The Group employs a matching policy to mitigate exposure to Sterling. Decreases in translation of Sterling revenues to Euro are largely offset against corresponding decreases in translation of Sterling costs.
Fuel prices were highly volatile in 2021, but overall have increased substantially over 2020, leading to an increase in Group fuel costs.
The Group’s magnitude for exposure to unfavourable Sterling movements increased during the year, following entering the Dover-Calais route to be serviced by three vessels.
Financial Risk - Retirement Benefit Scheme
The Group’s pension liabilities are exposed to risks arising from changes in interest rates, inflation, demographics and market values of the underlying investments, resulting in increased scheme obligations or decreased scheme assets.
A portion of the Group’s defined benefit risks are transferred to a third-party insurance company.
All actuarial assumptions are substantiated and challenged where necessary.
Regular communication is maintained with the scheme investment managers to monitor performance relative to agreed benchmarks.
In 2021, the Group continued its de-risking initiatives and active investment management.
Financial Risk - Fraud
A significant volume of transactions is processed throughout the course of the year. These include a large amount of payment exchanges in the booking process, on board passenger vessels and at port ticket desks. This level of activity inherently carries a risk of fraud through the processing of improper payments or misappropriation of cash or assets.
Any instance of fraud affecting ICG could result in financial loss, reputational and cultural damage.
Improper payments are prevented by a segregation of duties within the payment set-up, payment approval and accounts posting processes. Further training and procedures are in place to ensure any requested changes to vendor payments are validated.
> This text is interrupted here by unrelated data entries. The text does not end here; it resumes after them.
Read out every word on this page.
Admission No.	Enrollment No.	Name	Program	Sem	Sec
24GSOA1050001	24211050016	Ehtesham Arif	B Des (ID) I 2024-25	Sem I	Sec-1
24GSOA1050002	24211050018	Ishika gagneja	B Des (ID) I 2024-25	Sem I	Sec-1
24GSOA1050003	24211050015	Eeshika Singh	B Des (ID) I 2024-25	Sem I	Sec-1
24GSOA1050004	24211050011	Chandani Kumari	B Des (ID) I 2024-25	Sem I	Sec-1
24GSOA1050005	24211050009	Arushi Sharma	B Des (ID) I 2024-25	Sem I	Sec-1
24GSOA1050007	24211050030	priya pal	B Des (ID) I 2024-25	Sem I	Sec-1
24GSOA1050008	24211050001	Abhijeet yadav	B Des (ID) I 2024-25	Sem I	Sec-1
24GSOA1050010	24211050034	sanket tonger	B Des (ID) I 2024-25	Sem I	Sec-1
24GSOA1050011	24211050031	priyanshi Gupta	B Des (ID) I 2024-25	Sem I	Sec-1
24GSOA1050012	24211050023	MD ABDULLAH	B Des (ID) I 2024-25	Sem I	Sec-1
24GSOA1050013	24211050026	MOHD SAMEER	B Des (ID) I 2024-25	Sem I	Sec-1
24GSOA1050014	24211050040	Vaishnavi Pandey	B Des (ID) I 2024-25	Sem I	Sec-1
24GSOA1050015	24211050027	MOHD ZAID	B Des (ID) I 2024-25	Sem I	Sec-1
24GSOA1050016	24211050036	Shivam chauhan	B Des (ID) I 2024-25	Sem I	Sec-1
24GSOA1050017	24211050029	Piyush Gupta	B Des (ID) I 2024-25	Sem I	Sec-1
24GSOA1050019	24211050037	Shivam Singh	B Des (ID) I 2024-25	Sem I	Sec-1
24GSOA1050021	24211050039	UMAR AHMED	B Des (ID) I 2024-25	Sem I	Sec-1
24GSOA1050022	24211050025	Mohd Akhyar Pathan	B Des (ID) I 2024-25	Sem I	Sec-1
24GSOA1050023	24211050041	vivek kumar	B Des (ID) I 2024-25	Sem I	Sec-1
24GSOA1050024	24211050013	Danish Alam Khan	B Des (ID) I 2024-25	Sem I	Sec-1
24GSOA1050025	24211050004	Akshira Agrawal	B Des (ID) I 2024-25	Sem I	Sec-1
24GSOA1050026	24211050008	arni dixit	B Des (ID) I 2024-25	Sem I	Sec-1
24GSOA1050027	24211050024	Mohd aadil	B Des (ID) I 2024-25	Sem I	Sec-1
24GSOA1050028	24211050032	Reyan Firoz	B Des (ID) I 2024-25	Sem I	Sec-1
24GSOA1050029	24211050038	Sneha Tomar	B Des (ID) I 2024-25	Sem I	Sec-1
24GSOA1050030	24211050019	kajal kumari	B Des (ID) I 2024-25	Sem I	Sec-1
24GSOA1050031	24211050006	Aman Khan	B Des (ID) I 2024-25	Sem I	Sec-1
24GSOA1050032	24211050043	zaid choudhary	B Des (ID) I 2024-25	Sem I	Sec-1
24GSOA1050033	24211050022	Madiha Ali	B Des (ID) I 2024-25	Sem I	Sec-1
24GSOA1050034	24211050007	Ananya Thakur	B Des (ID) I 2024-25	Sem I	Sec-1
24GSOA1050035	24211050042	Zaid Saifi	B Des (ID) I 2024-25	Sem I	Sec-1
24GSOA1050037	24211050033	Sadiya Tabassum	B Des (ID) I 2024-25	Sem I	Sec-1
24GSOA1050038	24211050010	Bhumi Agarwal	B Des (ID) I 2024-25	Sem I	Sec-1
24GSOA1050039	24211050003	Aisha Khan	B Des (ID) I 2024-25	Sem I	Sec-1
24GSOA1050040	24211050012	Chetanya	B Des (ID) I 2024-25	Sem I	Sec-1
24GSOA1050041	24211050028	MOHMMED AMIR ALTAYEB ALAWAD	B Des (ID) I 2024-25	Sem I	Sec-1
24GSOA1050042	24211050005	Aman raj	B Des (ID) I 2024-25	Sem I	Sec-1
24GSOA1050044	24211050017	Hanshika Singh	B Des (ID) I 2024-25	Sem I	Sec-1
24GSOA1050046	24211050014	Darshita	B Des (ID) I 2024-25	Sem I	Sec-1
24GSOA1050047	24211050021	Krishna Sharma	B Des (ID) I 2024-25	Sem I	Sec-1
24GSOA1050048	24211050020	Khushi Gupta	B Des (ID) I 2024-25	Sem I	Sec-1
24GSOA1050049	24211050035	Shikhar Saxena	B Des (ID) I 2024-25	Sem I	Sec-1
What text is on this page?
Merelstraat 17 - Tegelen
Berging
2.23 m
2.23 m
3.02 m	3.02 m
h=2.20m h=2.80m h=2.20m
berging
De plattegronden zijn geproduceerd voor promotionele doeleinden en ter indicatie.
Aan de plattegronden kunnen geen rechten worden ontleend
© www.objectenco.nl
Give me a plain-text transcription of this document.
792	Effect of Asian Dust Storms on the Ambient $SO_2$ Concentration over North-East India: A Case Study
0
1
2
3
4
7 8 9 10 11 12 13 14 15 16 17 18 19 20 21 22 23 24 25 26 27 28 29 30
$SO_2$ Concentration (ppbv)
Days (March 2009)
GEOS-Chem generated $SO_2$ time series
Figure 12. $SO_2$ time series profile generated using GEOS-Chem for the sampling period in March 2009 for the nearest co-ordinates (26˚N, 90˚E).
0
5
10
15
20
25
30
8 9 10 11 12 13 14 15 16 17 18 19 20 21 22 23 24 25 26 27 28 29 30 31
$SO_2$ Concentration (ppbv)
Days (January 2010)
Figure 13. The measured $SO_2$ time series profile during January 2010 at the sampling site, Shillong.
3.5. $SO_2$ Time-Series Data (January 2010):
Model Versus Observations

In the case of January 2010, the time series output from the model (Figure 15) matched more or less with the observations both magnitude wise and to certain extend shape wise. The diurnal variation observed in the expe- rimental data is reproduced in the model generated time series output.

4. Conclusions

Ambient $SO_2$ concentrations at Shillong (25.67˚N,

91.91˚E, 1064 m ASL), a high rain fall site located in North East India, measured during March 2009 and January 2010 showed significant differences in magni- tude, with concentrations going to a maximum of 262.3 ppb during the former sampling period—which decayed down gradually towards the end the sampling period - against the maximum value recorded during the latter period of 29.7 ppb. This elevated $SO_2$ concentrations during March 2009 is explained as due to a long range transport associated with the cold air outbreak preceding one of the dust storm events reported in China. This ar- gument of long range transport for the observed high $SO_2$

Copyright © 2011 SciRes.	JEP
Daily reconciliations are performed at cash processing locations. All cash counts require supervisor oversight and CCTV cameras are installed to deter and capture any inappropriate behaviour.
Internal audit procedures are designed with consideration for the scope of fraud where relevant.
The Group is not aware of any confirmed or suspected instances of fraud during the year.
The Group recently enhanced its Protected Disclosure (Whistleblowing) Policy to encourage employees or any person who works or has worked for the Group to make a disclosure in respect of significant matters included instances of fraud. This policy is available on our website.
Financial Risk - Financial Compliance
As a public listed company with operations in different jurisdictions, the Group must comply with multiple financial and administrative regulations. Any policy changes or instances of non-compliance could result in financial loss, penalties or reputational damage.
The Group relies on its professional staff to ensure necessary filings are timely, complete and accurate.
Third party experts are engaged when required to advise on complex matters.
The Group engages productively with Irish tax authorities through the Co-Operative Compliance Framework.
Additional assurance is also gained from the work of the Group’s external auditors.
The Group is monitoring developments in the G20 global tax deal that would increase the rate of corporation tax in Ireland to 15 percent. As the Group is assessed under the tonnage tax regime it does not currently envisage changes to its tax requirements.
The Group is also monitoring and assessing the financial and administrative impact of proposals to include the maritime industry in the EU ETS.